Game developers who will use the platform include Blue Leaf Games, a game company in South Africa. Blue Leaf Games released Moonbase, a massively multiplayer online strategy game, yesterday on the Mig33 platform.

Other developers include TheMobileGamer in Southeast Asia, creator of Club Wars, and Kooky Panda, a Beijing-based developer with more than 300 Flash Lite games. Among Kooky Panda’s games is Kooky Pets, where users can care for pets and create pet homes.

Ng said the company will support a variety of phone platforms, including J2ME (Java), WAP, and the mobile web. Mig33 can make money on the game platform via revenue sharing. Ng said the platform lets developers concentrate on making good games while Mig33 handles the job of spreading a game via a mobile social network.

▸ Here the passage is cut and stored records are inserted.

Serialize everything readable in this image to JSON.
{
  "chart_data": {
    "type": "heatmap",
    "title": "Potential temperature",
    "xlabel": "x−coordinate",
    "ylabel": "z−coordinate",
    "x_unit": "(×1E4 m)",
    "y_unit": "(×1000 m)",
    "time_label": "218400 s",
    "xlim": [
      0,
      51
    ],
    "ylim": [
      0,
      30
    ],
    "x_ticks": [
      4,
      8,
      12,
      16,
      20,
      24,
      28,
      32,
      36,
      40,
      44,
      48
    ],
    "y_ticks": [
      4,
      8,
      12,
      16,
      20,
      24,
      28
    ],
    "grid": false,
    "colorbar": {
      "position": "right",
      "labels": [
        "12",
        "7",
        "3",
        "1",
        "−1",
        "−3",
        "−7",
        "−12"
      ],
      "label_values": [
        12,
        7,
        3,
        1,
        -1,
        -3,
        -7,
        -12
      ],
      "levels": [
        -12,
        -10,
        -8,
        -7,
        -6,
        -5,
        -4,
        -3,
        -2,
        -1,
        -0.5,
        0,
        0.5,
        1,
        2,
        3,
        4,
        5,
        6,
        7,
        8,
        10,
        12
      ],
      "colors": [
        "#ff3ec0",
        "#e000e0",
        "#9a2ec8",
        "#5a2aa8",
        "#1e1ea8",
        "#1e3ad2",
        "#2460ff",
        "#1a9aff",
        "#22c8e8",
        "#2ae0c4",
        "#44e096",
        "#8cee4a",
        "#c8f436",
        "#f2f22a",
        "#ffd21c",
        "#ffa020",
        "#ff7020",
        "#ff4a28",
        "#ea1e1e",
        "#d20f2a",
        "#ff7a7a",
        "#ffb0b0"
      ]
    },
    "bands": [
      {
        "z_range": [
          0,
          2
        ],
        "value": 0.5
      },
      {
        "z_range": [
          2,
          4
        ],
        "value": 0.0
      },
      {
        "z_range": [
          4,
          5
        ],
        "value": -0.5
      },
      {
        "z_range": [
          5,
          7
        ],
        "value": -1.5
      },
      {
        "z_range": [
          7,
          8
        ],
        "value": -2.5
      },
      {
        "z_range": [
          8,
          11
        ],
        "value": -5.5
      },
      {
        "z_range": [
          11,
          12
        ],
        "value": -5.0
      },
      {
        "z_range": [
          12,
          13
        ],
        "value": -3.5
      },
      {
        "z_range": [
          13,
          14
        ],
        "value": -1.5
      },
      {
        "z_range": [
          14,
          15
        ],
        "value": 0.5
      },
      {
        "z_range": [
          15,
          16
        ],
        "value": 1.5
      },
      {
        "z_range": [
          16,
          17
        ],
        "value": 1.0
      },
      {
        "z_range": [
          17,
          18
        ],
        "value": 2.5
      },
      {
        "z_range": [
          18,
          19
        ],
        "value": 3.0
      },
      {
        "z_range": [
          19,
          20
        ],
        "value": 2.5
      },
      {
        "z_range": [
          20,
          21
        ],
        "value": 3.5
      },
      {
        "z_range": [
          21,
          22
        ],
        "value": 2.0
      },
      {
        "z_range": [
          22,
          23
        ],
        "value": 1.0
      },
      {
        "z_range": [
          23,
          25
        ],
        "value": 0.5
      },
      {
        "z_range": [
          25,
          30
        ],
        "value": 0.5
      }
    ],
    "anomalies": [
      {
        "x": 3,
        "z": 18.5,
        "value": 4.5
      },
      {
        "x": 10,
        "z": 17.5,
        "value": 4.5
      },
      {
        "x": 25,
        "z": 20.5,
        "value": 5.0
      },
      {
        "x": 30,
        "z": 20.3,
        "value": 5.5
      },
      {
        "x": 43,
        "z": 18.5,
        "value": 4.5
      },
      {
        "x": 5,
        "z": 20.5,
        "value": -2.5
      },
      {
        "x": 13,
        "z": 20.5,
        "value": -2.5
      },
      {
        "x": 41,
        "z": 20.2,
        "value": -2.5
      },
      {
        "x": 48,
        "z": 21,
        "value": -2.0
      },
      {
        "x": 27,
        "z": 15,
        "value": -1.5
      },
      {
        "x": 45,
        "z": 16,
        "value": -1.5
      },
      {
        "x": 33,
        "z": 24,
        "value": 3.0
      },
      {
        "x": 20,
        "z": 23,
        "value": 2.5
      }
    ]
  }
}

During 2010, Mig33 has been making a big push to create social entertainment on its mobile platform. The company has launched more than 1,000 virtual goods, items for avatars (virtual characters), and games. The members of Mig33’s network currently buy about 4 million virtual gifts per month and exchange nearly 1 billion Mig33 messages every day. Mig33’s competitors include China’s Tencent, which operates the huge QQ social chat network, and Japan’s DeNA, a mobile social gaming company.

Mig33 is in the midst of raising a round of funding. Investors include Japan’s Gree. Ng said more game developers will be signed up over time. The company will also add new platforms, including Android, as Google’s platform spreads to emerging countries.